6. After hearing the learned counsel for the parties and going through the relevant evidence on the record, I do not find any merit in this petition. Primarily, it is a finding of fact as to whether the landlord bona fide requires the premises for his own use and occupation or not. The learned Appellate Authority has discussed the entire evidence and after discussing the same a firm finding has been given that 'the applicants' claim is held to have an element of need and as such they are held entitled to seek ejectment of the tenant from the demised premises'. Thus, it could not be successfully argued that it was a case of mere desire and not a bona fide requirement. The landlord Shri D. N. Kali has appeared in the witness box as AW.1. He has stated that he has got two sons and two daughters and has also got two sisters. He is the only brother of his sisters. He has categorically stated that he required the premises in dispute for his personal use and occupation in order to settle after his retirement. He has unreservedly given the detail of the accommodation in the house at Delhi constructed by him. Nothing has been brought out in the cross examination as to doubt his bona fides.
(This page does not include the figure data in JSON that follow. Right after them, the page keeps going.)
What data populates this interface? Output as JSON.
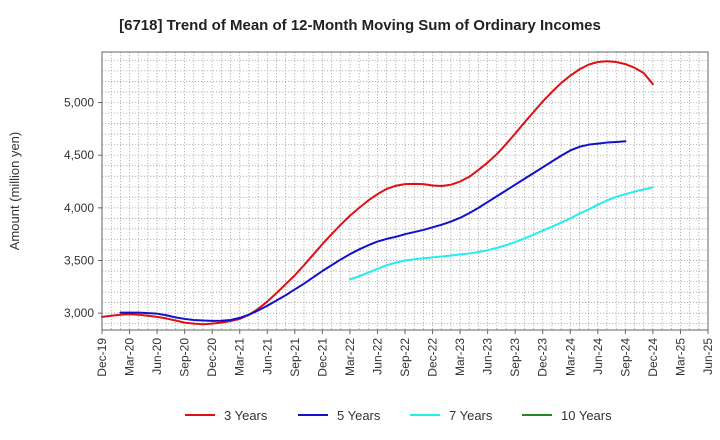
{
  "chart_data": {
    "type": "line",
    "title": "[6718]  Trend of Mean of 12-Month Moving Sum of Ordinary Incomes",
    "xlabel": "",
    "ylabel": "Amount (million yen)",
    "ylim": [
      2840,
      5480
    ],
    "yticks": [
      3000,
      3500,
      4000,
      4500,
      5000
    ],
    "ytick_labels": [
      "3,000",
      "3,500",
      "4,000",
      "4,500",
      "5,000"
    ],
    "x_start": "2019-12",
    "x_range_months": [
      0,
      66
    ],
    "x_ticks": [
      {
        "label": "Dec-19",
        "m": 0
      },
      {
        "label": "Mar-20",
        "m": 3
      },
      {
        "label": "Jun-20",
        "m": 6
      },
      {
        "label": "Sep-20",
        "m": 9
      },
      {
        "label": "Dec-20",
        "m": 12
      },
      {
        "label": "Mar-21",
        "m": 15
      },
      {
        "label": "Jun-21",
        "m": 18
      },
      {
        "label": "Sep-21",
        "m": 21
      },
      {
        "label": "Dec-21",
        "m": 24
      },
      {
        "label": "Mar-22",
        "m": 27
      },
      {
        "label": "Jun-22",
        "m": 30
      },
      {
        "label": "Sep-22",
        "m": 33
      },
      {
        "label": "Dec-22",
        "m": 36
      },
      {
        "label": "Mar-23",
        "m": 39
      },
      {
        "label": "Jun-23",
        "m": 42
      },
      {
        "label": "Sep-23",
        "m": 45
      },
      {
        "label": "Dec-23",
        "m": 48
      },
      {
        "label": "Mar-24",
        "m": 51
      },
      {
        "label": "Jun-24",
        "m": 54
      },
      {
        "label": "Sep-24",
        "m": 57
      },
      {
        "label": "Dec-24",
        "m": 60
      },
      {
        "label": "Mar-25",
        "m": 63
      },
      {
        "label": "Jun-25",
        "m": 66
      }
    ],
    "grid": true,
    "legend_position": "bottom",
    "series": [
      {
        "name": "3 Years",
        "color": "#dd1111",
        "start_month": 0,
        "values": [
          2965,
          2975,
          2985,
          2990,
          2985,
          2975,
          2965,
          2950,
          2930,
          2910,
          2900,
          2895,
          2900,
          2910,
          2925,
          2945,
          2985,
          3040,
          3110,
          3190,
          3275,
          3360,
          3455,
          3555,
          3655,
          3750,
          3840,
          3925,
          4000,
          4070,
          4130,
          4180,
          4210,
          4225,
          4228,
          4225,
          4212,
          4208,
          4220,
          4250,
          4295,
          4360,
          4430,
          4510,
          4605,
          4705,
          4810,
          4910,
          5010,
          5100,
          5185,
          5255,
          5315,
          5360,
          5385,
          5392,
          5385,
          5365,
          5330,
          5280,
          5175
        ]
      },
      {
        "name": "5 Years",
        "color": "#1111cc",
        "start_month": 2,
        "values": [
          3005,
          3005,
          3005,
          3000,
          2995,
          2980,
          2960,
          2945,
          2935,
          2930,
          2927,
          2928,
          2935,
          2955,
          2985,
          3025,
          3070,
          3120,
          3170,
          3225,
          3280,
          3340,
          3400,
          3455,
          3510,
          3560,
          3605,
          3645,
          3680,
          3705,
          3725,
          3750,
          3770,
          3790,
          3815,
          3840,
          3870,
          3905,
          3950,
          4000,
          4055,
          4110,
          4165,
          4220,
          4275,
          4330,
          4385,
          4440,
          4495,
          4545,
          4580,
          4600,
          4610,
          4620,
          4625,
          4632
        ]
      },
      {
        "name": "7 Years",
        "color": "#22eeee",
        "start_month": 27,
        "values": [
          3320,
          3350,
          3385,
          3420,
          3455,
          3480,
          3500,
          3512,
          3520,
          3530,
          3538,
          3547,
          3557,
          3567,
          3580,
          3598,
          3620,
          3645,
          3675,
          3710,
          3745,
          3785,
          3820,
          3860,
          3900,
          3945,
          3985,
          4030,
          4070,
          4105,
          4130,
          4155,
          4175,
          4195
        ]
      },
      {
        "name": "10 Years",
        "color": "#228822",
        "start_month": 0,
        "values": []
      }
    ]
  }
}
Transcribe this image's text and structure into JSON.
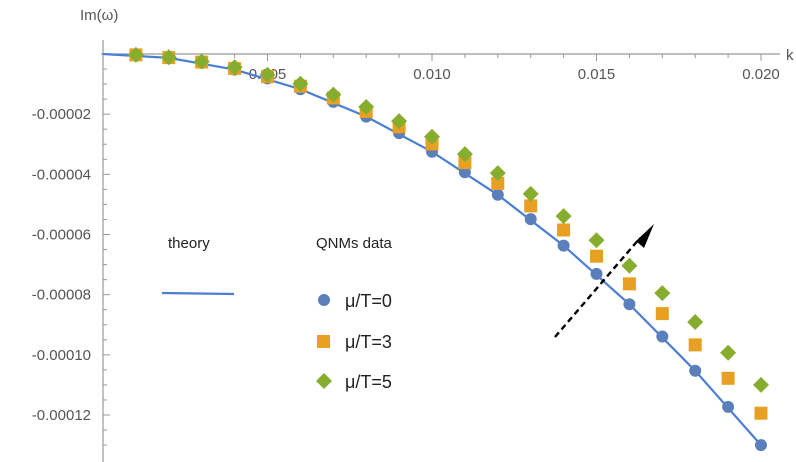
{
  "chart_data": {
    "type": "scatter",
    "xlabel": "k",
    "ylabel": "Im(ω)",
    "xlim": [
      0,
      0.02
    ],
    "ylim": [
      -0.000135,
      2.5e-06
    ],
    "x_ticks": [
      0.005,
      0.01,
      0.015,
      0.02
    ],
    "x_tick_labels": [
      "0.005",
      "0.010",
      "0.015",
      "0.020"
    ],
    "y_ticks": [
      -2e-05,
      -4e-05,
      -6e-05,
      -8e-05,
      -0.0001,
      -0.00012
    ],
    "y_tick_labels": [
      "-0.00002",
      "-0.00004",
      "-0.00006",
      "-0.00008",
      "-0.00010",
      "-0.00012"
    ],
    "grid": false,
    "legend": {
      "theory_heading": "theory",
      "data_heading": "QNMs data",
      "entries": [
        "μ/T=0",
        "μ/T=3",
        "μ/T=5"
      ]
    },
    "theory": {
      "name": "theory",
      "color": "#4a7fd4",
      "x": [
        0,
        0.002,
        0.004,
        0.006,
        0.008,
        0.01,
        0.012,
        0.014,
        0.016,
        0.018,
        0.02
      ],
      "values": [
        0,
        -1.3e-06,
        -5.2e-06,
        -1.17e-05,
        -2.08e-05,
        -3.25e-05,
        -4.68e-05,
        -6.37e-05,
        -8.32e-05,
        -0.0001053,
        -0.00013
      ]
    },
    "x": [
      0.001,
      0.002,
      0.003,
      0.004,
      0.005,
      0.006,
      0.007,
      0.008,
      0.009,
      0.01,
      0.011,
      0.012,
      0.013,
      0.014,
      0.015,
      0.016,
      0.017,
      0.018,
      0.019,
      0.02
    ],
    "series": [
      {
        "name": "μ/T=0",
        "marker": "circle",
        "color": "#5b7fba",
        "values": [
          -3e-07,
          -1.3e-06,
          -2.9e-06,
          -5.2e-06,
          -8.1e-06,
          -1.17e-05,
          -1.59e-05,
          -2.08e-05,
          -2.63e-05,
          -3.25e-05,
          -3.93e-05,
          -4.68e-05,
          -5.49e-05,
          -6.37e-05,
          -7.31e-05,
          -8.32e-05,
          -9.39e-05,
          -0.0001053,
          -0.0001173,
          -0.00013
        ]
      },
      {
        "name": "μ/T=3",
        "marker": "square",
        "color": "#e8a023",
        "values": [
          -3e-07,
          -1.2e-06,
          -2.7e-06,
          -4.8e-06,
          -7.5e-06,
          -1.07e-05,
          -1.46e-05,
          -1.91e-05,
          -2.42e-05,
          -2.99e-05,
          -3.61e-05,
          -4.3e-05,
          -5.05e-05,
          -5.85e-05,
          -6.72e-05,
          -7.64e-05,
          -8.63e-05,
          -9.67e-05,
          -0.0001078,
          -0.0001194
        ]
      },
      {
        "name": "μ/T=5",
        "marker": "diamond",
        "color": "#86ad2d",
        "values": [
          -3e-07,
          -1.1e-06,
          -2.5e-06,
          -4.4e-06,
          -6.9e-06,
          -9.9e-06,
          -1.35e-05,
          -1.76e-05,
          -2.23e-05,
          -2.75e-05,
          -3.33e-05,
          -3.96e-05,
          -4.65e-05,
          -5.39e-05,
          -6.19e-05,
          -7.04e-05,
          -7.95e-05,
          -8.91e-05,
          -9.93e-05,
          -0.00011
        ]
      }
    ]
  }
}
7. It will be significant to note that the tenant has admitted as RW.1 that he owns a house in Mohalla Onkar Nagar at Gurdaspur. He further admits that the said house was rented out to the Public Health Department and is not lying vacant. Thus, it is not a case of a tenant who bona fide required the premises for his occupation. Rather, it is a case where the tenant wants to remain in the occupation of the premises in dispute so that he may rent his own house at a higher rent. Though in the E. P. U. R. R. Act, this by itself is no ground that if the tenant owns house he is liable to ejectment from the rented premises but at the same time, the Courts cannot ignore this fact while appreciating the entire evidence. On the one hand, the tenant pleads that the landlord is not entitled to eject him because he could stay at Delhi where he has constructed his own house whereas on the other hand, he wants to remain in occupation of the demised premises and does not want to occupy his own house which, according to him, was lying vacant and was given earlier on rent to the Public Health Department.

8. The bona fides of the landlord are further established from the fact that he only wants to get the possession of the ground floor which will be sufficient to meet his requirements and that is why he did not pursue his further remedy against the other tenant on the first floor.

9. As a matter of fact, it will be a question of fact in each case as to whether the requirement of the landlord is bona fide or not and, therefore, the authorities relied upon by the learned counsel for the petitioner are of no avail.

10. In this view of the matter, the petition fails and is dismissed with costs. However, the tenant is allowed two months' time to vacate the premises provided all the arrears of rent, if any, and advance rent for two months is deposited with the Rent Controller within one month.